Forbush Man became Marvel's mascot, like Alfred E. Neuman was for Mad. His costume resembled the original Red Tornado, who had been an honorary member (and comedy relief) in the Justice Society in the 1940s.

Kid said...

I know that Jerry Siegel took exception to Jim Steranko claiming (in one of his History of Comics volumes) that The Phantom's costume influenced Superman's. That's because, although The Phantom was first into print, Superman was created before him.

As you'll know, TC, Supes is also supposed to have been inspired by Philip Wylie's Gladiator. I seem to remember Jerry Siegel denying this, but I think he actually reviewed it in one of his fanzines. One thing's for sure though - Siegel's comparison of Superman's muscular strength to that of grasshoppers and ants is first found in Wylie's novel.

Barry Pearl said...

I never intended the post to imply Marvel came first second or third. What I tried to show is that several companies had similar characters and one in different directions with them. Plastic man for example, was not the first stretchable character. The Thin Man was. But I did not intend to get into a discussion of who came first. I just wanted to show the similarities between the characters. I actually thought that would be fun.

Kid said...

And it IS fun, Barry, and I'm sure TC (and anyone else) knows what your intention was. (Although using the word 'swipes' tends to suggest a 'who came first' approach, we knew that wasn't the point you were making.) TC's merely taking the opportunity to add to the subject by expanding the scope of your post.
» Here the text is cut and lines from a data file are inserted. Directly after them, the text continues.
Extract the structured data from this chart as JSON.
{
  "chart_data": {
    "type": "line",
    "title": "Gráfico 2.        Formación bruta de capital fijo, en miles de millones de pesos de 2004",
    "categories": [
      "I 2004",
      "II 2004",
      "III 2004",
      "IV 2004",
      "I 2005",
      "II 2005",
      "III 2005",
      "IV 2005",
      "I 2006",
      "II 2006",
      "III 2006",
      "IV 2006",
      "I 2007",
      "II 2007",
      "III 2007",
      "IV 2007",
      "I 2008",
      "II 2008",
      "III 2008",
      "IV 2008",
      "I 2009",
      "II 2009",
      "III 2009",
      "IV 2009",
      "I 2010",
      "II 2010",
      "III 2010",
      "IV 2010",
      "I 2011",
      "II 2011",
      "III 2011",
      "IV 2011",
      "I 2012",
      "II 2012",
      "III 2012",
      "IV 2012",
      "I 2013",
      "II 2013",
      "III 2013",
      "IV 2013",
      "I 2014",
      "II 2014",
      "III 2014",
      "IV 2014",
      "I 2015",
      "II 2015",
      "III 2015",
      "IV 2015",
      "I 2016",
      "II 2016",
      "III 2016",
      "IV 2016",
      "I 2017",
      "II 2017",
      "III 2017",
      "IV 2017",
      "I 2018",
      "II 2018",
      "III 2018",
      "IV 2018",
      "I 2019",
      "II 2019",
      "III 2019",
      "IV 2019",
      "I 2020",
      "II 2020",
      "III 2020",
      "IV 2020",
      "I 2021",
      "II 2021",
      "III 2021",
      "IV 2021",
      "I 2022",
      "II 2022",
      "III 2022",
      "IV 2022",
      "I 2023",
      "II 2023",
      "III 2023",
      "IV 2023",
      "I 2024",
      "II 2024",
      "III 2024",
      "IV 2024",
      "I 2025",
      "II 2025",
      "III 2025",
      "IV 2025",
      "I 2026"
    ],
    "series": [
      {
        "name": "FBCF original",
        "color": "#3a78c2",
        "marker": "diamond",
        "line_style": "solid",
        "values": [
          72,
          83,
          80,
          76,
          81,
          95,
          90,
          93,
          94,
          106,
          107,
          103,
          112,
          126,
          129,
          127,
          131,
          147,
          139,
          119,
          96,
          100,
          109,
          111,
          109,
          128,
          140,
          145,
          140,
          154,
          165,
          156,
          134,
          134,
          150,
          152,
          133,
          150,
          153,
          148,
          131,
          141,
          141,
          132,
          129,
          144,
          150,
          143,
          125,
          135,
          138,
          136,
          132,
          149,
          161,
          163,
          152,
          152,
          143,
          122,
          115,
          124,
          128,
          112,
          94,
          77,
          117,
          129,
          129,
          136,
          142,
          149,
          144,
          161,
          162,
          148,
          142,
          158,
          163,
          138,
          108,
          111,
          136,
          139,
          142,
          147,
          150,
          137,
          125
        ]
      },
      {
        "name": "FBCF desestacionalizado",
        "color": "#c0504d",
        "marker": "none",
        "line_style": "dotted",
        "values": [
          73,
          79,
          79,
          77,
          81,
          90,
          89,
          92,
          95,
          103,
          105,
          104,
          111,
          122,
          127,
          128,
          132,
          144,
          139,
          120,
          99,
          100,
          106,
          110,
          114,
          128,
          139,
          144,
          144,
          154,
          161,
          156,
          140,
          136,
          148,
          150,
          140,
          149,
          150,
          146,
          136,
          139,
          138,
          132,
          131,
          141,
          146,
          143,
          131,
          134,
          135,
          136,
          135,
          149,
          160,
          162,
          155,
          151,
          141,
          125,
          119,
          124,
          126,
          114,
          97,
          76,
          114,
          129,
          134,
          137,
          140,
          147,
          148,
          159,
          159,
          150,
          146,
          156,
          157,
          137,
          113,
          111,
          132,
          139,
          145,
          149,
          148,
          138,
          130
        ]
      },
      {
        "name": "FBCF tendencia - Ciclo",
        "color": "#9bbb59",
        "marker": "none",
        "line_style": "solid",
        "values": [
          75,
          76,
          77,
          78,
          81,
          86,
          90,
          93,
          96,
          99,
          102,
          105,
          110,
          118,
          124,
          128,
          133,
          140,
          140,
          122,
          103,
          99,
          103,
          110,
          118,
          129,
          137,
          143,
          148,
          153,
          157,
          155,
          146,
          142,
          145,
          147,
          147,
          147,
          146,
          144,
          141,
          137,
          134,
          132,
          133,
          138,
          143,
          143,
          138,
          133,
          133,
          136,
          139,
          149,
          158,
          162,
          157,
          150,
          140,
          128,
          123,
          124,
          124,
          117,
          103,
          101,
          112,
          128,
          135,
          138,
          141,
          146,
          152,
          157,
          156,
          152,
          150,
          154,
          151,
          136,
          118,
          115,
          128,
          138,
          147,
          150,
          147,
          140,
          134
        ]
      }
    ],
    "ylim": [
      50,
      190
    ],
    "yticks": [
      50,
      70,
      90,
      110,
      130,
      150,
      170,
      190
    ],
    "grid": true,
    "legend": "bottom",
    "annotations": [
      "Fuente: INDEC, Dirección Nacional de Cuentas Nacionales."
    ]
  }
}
In short, HE's having fun too. I think you might be interpreting his comment in the same way you seem to think he's interpreting your post - too seriously. See, that's the good thing about your guest posts - it inspires people to think even further beyond what you intended. That's what I call a result!

TC said...

Well, I never intended to start an argument, or to make a big deal over whether the X-Men or Doom Patrol came first, or to suggest that Marvel swiped from DC, or that Charlton stole from Marvel, or whatever. Just, as you say, adding to the subject and expanding the scope a little.

Also, similarities do not necessarily prove intentional plagiarism. Given the vast number of stories and characters over the years, there was bound to be some overlapping. For example, Superman and the Hulk both had superhuman strength, but that's common enough in heroic fiction. It predates comics, going back to ancient mythology, folklore, and religion (Samson, Hercules).

Some academics have even suggested that there are only seven (or four, or five) basic plots in all of fiction.

And The Eternals and New Gods were similar because they were by the same creator, who was apparently interested in the Ancient Astronauts theory.

I didn't know that the Thin Man came before Plastic Man. Live and learn.

Kid said...

I know you didn't and weren't, TC. I've been in a similar position many a time, where I've enjoyed a post and, in my eager desire to comment but not being quite sure what to say (not that I'm saying YOU weren't), said something beyond what the post's writer was looking for by way of response. Barry has been unfairly targetted by a couple of over-eager 'critics' in the past for things he's written on another site, and perhaps (mistakenly) interpreted your reply as 'taking him to task' over something he knew he wasn't trying to say. I'm sure he now appreciates that you were only trying to be helpful to other readers by adding some relevant details.